Khoros
- Type: Private company
- Industry: Internet
- Founded: 2019
- Headquarters: Austin, Texas, United States
- Key people: Chris Tranquill, CEO
- Services: Digital Care; Online Community Management; Social Media Analytics; Social Media Marketing;
- Revenue: $252M
- Number of employees: 900+
- Parent: IgniteTech

= Khoros, LLC =

American software company founded in 2019

Khoros, formerly Spredfast + Lithium, is a global customer engagement software company that provides online community management, social media marketing, social media analytics, digital care, and content management software and services to enterprise brands and agencies. Khoros owns over a dozen patents for social media marketing, online community, and care technologies.

Khoros is headquartered in Austin, Texas, with offices in San Francisco, Portland, New York City, London, Bangalore, Paris, Sydney, and Hamburg. The largest office, with almost 500 employees, is located in Austin. As of 2022, Khoros has over 1,500 employees and works with more than 2,000 brands globally.

In May 2025, Khoros was acquired by IgniteTech. This was followed by mass layoffs.

== History ==
Khoros is the product of a 2019 merger between two software companies: Spredfast and Lithium Technologies.

=== Spredfast ===
Spredfast developed tools to manage social media campaigns and responses.
It was founded in 2008 by a group of software engineers and social marketing experts based in Austin, Texas. Spredfast grew quickly as a startup, raising almost $140 million in funding from 2008-2016.

In 2012, Spredfast launched their first annual user conference, the Smart Social Summit, with the goal of helping social media marketers learn from peers and industry leaders. The 2012 event was located in Austin, but due to its popularity, Spredfast held additional Smart Social Summits in New York and London in subsequent years. Speakers at these events have included Michelle Obama, Arianna Huffington, and Trevor Noah.

In April 2014, Spredfast acquired Mass Relevance, a social curation company whose technology aggregates and filters tweets to be displayed on broadcast TV. In August 2015, Spredfast acquired data-focused social marketing company Shoutlet.

Before announcing its merger with Lithium in 2018, Spredfast had more than 500 employees and more than 650 customers in 84 countries.

=== Lithium Technologies ===
Lithium developed community and social media management software.
It was founded in 2001 by a group including Dennis Fong, Lyle Fong, Michel Thouati, Kirk Yokomizo, John Joh, Nader Alizadeh, Michael Yang, and Matt Ayres.
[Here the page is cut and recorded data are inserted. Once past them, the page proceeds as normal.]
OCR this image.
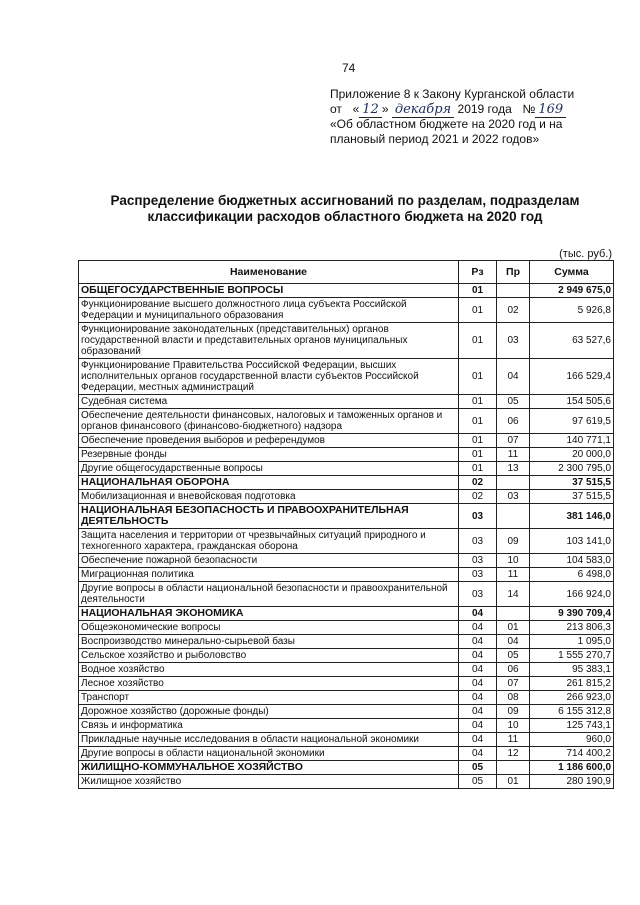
74
Приложение 8 к Закону Курганской области
от « 12 » декабря 2019 года № 169
«Об областном бюджете на 2020 год и на плановый период 2021 и 2022 годов»
Распределение бюджетных ассигнований по разделам, подразделам классификации расходов областного бюджета на 2020 год
(тыс. руб.)
Наименование	Рз	Пр	Сумма
ОБЩЕГОСУДАРСТВЕННЫЕ ВОПРОСЫ	01		2 949 675,0
Функционирование высшего должностного лица субъекта Российской Федерации и муниципального образования	01	02	5 926,8
Функционирование законодательных (представительных) органов государственной власти и представительных органов муниципальных образований	01	03	63 527,6
Функционирование Правительства Российской Федерации, высших исполнительных органов государственной власти субъектов Российской Федерации, местных администраций	01	04	166 529,4
Судебная система	01	05	154 505,6
Обеспечение деятельности финансовых, налоговых и таможенных органов и органов финансового (финансово-бюджетного) надзора	01	06	97 619,5
Обеспечение проведения выборов и референдумов	01	07	140 771,1
Резервные фонды	01	11	20 000,0
Другие общегосударственные вопросы	01	13	2 300 795,0
НАЦИОНАЛЬНАЯ ОБОРОНА	02		37 515,5
Мобилизационная и вневойсковая подготовка	02	03	37 515,5
НАЦИОНАЛЬНАЯ БЕЗОПАСНОСТЬ И ПРАВООХРАНИТЕЛЬНАЯ ДЕЯТЕЛЬНОСТЬ	03		381 146,0
Защита населения и территории от чрезвычайных ситуаций природного и техногенного характера, гражданская оборона	03	09	103 141,0
Обеспечение пожарной безопасности	03	10	104 583,0
Миграционная политика	03	11	6 498,0
Другие вопросы в области национальной безопасности и правоохранительной деятельности	03	14	166 924,0
НАЦИОНАЛЬНАЯ ЭКОНОМИКА	04		9 390 709,4
Общеэкономические вопросы	04	01	213 806,3
Воспроизводство минерально-сырьевой базы	04	04	1 095,0
Сельское хозяйство и рыболовство	04	05	1 555 270,7
Водное хозяйство	04	06	95 383,1
Лесное хозяйство	04	07	261 815,2
Транспорт	04	08	266 923,0
Дорожное хозяйство (дорожные фонды)	04	09	6 155 312,8
Связь и информатика	04	10	125 743,1
Прикладные научные исследования в области национальной экономики	04	11	960,0
Другие вопросы в области национальной экономики	04	12	714 400,2
ЖИЛИЩНО-КОММУНАЛЬНОЕ ХОЗЯЙСТВО	05		1 186 600,0
Жилищное хозяйство	05	01	280 190,9
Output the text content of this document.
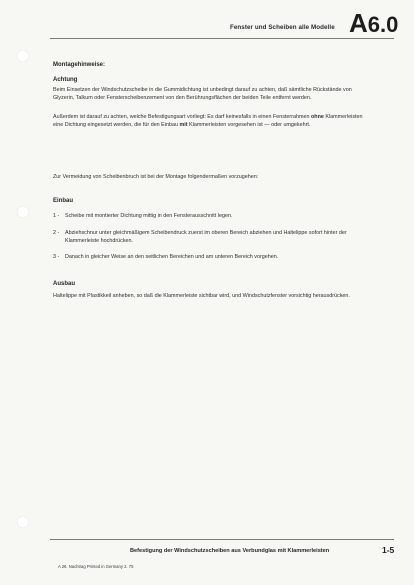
Fenster und Scheiben alle Modelle A6.0
Montagehinweise:
Achtung
Beim Einsetzen der Windschutzscheibe in die Gummidichtung ist unbedingt darauf zu achten, daß sämtliche Rückstände von Glyzerin, Talkum oder Fensterscheibenzement von den Berührungsflächen der beiden Teile entfernt werden.
Außerdem ist darauf zu achten, welche Befestigungsart vorliegt: Es darf keinesfalls in einen Fensterrahmen ohne Klammerleisten eine Dichtung eingesetzt werden, die für den Einbau mit Klammerleisten vorgesehen ist — oder umgekehrt.
Zur Vermeidung von Scheibenbruch ist bei der Montage folgendermaßen vorzugehen:
Einbau
1 - Scheibe mit montierter Dichtung mittig in den Fensterausschnitt legen.
2 - Abziehschnur unter gleichmäßigem Scheibendruck zuerst im oberen Bereich abziehen und Haltelippe sofort hinter der Klammerleiste hochdrücken.
3 - Danach in gleicher Weise an den seitlichen Bereichen und am unteren Bereich vorgehen.
Ausbau
Haltelippe mit Plastikkeil anheben, so daß die Klammerleiste sichtbar wird, und Windschutzfenster vorsichtig herausdrücken.
Befestigung der Windschutzscheiben aus Verbundglas mit Klammerleisten	1-5
A 26. Nachtrag Printed in Germany 2. 75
In late 2008, Lithium completed a detailed analysis of a decade's worth of proprietary data that represents billions of interactions and millions of users across dozens of communities. This research helped Lithium contribute to a new standard for measuring online community health – the Community Health Index.

On May 11, 2010, Lithium acquired social media monitoring (SMM) provider Scout Labs, whose service allows brands to engage with their customers beyond the community and monitor, map, and measure customer conversations on the social web.

In October 2012, Lithium acquired the Austin-based company Social Dynamx, which provided cloud-based software that allows large call centers to manage their social customer service. Lithium renamed the former Social Dynamx product "Lithium Social Web" and integrated it with its core Lithium Communities product.

On March 27, 2014: Lithium Technologies acquired Klout, a software that rates users’ influence on social media. The higher a user’s “Klout Score,” the more influential they were on social media. Lithium closed the service on May 25, 2018.

In June 2015, Microsoft and Lithium signed a strategic alliance agreement to integrate Lithium social media and community data into Microsoft Dynamics.

=== Merger ===
In May 2017, Lithium announced that it had been acquired by Vista Equity Partners, an Austin-based private equity firm focused on software, data, and technology-enabled businesses. In October 2018, Vista Equity Partners acquired Spredfast and announced that it would be merged with Lithium Technologies.

On March 5, 2019, Spredfast and Lithium formally announced their new name: Khoros, the Greek word for chorus.

In August 2019, Khoros announced that Jack Blaha would take over as chief executive officer. Blaha was formerly CEO at Lone Wolf Technologies, another company in the Vista Equity Partners portfolio.

On September 23, 2019, Khoros opened its new office in Northwest Austin.

=== Acquisitions ===
In January 2021, Khoros acquired two companies: Topbox, an enterprise customer experience (CX) analytics software maker, and Flow.ai, a conversational AI platform for designing and managing chatbots.